I f you ever wondered what happens to cargo seized as violations of UN embargoes,
the answer appears to be : finders keepers.
The Cambodian government has taken delivery of about 310 tones of ammunition
seized in March 1993 by the Seychelles navy from a ship destined for Somalia in
violation of a UN-imposed embargo, according to Cambodian military officials and
foreign defense analysts.
The Cambodians later bought the ammunition in a deal with the Seychelles'
government. It includes heavy, infantry and anti-riot weapons, machine guns and
a variety of Soviet-style ammunition from 7.62mm to 106mm.
The Seychelles navy seized the ship Malo off the coast of Somalia and
confiscated about 400 tonnes of ammunition.
About 90 tonnes was later sold to Rwanda and Zaire; most of the rest was sold
to Cambodia along with some heavy weapons from separate Seychellian stock.
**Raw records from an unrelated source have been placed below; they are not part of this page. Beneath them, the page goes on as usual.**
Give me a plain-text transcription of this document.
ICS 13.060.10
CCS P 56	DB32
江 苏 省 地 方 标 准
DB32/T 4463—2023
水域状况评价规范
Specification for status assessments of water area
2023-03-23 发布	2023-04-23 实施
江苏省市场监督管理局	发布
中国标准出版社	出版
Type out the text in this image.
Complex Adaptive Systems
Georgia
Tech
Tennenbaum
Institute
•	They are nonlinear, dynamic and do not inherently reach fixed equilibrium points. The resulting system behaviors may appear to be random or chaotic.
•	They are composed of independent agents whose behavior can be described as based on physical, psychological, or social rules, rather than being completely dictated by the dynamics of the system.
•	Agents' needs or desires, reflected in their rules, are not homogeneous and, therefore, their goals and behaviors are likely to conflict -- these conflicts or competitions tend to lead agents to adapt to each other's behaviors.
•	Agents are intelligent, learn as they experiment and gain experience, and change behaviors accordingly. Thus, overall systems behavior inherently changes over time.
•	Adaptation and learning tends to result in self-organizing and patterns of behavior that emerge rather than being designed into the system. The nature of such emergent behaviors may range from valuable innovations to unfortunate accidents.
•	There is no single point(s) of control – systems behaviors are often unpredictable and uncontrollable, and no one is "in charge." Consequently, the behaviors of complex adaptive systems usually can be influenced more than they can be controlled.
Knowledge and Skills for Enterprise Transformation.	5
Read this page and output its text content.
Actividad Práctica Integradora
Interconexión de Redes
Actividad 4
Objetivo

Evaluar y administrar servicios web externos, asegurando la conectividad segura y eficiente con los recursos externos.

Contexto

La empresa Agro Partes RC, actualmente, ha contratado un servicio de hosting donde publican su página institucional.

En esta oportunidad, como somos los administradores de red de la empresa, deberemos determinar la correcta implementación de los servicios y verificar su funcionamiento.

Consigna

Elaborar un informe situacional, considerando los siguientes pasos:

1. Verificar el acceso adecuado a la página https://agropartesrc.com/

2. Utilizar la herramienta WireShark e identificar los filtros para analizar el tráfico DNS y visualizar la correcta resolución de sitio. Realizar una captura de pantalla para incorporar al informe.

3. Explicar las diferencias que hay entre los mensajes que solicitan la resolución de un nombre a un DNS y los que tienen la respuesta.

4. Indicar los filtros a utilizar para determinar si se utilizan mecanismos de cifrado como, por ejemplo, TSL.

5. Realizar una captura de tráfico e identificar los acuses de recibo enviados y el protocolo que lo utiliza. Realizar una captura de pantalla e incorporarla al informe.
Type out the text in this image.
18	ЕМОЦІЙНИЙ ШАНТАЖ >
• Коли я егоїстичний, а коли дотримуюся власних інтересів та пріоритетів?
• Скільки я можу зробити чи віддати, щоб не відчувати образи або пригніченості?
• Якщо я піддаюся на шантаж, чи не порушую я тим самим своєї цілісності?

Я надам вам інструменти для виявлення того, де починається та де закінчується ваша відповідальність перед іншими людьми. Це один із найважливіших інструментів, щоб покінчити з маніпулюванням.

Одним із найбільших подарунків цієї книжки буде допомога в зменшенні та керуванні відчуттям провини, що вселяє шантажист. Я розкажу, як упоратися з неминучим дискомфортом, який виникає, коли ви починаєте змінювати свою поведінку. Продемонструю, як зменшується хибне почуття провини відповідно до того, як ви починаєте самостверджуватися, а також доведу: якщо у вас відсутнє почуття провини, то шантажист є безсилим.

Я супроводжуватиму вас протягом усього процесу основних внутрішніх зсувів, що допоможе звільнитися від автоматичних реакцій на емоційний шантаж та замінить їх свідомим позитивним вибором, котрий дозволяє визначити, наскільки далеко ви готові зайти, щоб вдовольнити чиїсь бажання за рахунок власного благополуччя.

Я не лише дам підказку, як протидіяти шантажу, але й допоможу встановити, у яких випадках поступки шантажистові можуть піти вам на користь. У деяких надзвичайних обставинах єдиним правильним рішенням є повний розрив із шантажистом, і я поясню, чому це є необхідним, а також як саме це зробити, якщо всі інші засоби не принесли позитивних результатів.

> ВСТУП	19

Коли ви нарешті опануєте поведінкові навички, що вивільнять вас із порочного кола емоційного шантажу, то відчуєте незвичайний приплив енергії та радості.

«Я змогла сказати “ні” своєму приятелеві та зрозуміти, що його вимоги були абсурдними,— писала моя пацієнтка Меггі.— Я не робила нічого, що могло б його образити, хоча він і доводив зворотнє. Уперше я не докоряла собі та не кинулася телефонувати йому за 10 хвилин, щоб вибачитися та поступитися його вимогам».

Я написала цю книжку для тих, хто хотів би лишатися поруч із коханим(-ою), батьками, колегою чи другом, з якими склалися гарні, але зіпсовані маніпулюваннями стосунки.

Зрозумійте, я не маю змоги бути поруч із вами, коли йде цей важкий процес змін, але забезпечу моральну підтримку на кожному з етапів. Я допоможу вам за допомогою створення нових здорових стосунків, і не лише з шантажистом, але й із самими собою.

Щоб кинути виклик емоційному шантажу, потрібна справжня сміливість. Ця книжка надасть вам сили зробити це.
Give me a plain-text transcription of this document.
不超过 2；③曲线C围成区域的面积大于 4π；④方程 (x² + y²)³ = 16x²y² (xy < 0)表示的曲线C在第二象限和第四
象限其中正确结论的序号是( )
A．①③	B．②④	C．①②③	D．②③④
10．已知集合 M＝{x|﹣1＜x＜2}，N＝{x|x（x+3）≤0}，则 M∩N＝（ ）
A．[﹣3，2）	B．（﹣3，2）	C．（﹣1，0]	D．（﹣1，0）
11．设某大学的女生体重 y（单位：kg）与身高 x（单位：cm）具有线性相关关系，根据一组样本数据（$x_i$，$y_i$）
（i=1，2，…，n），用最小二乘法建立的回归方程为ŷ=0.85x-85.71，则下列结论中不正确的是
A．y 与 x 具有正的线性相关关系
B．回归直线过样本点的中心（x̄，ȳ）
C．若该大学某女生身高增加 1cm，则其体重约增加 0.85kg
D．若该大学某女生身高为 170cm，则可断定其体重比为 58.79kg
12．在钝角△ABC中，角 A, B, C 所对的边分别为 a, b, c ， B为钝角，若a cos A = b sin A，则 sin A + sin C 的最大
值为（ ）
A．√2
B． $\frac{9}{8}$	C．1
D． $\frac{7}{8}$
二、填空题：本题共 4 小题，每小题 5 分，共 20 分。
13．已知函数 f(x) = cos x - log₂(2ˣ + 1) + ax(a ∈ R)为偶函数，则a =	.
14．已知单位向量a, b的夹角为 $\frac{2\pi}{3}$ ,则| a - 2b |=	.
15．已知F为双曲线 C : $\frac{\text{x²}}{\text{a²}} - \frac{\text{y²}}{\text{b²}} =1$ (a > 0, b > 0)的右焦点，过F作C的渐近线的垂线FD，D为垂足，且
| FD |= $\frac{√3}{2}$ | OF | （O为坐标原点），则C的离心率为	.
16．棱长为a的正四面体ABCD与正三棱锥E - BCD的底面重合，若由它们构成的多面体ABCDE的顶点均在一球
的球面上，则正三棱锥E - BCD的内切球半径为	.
The
value of the ammunition was approximately 18 million francs, according to
military intelligence officials, and was believed sold for under two million
The agreement between the two governments was finalized in Dec 1994 and a
ship owned by Seychellian company Island Development Company, 5 Juin, left
Victoria port in the Seychelles for Cambodia on Dec 17 or 18.
It was not known where the seized cargo originated from.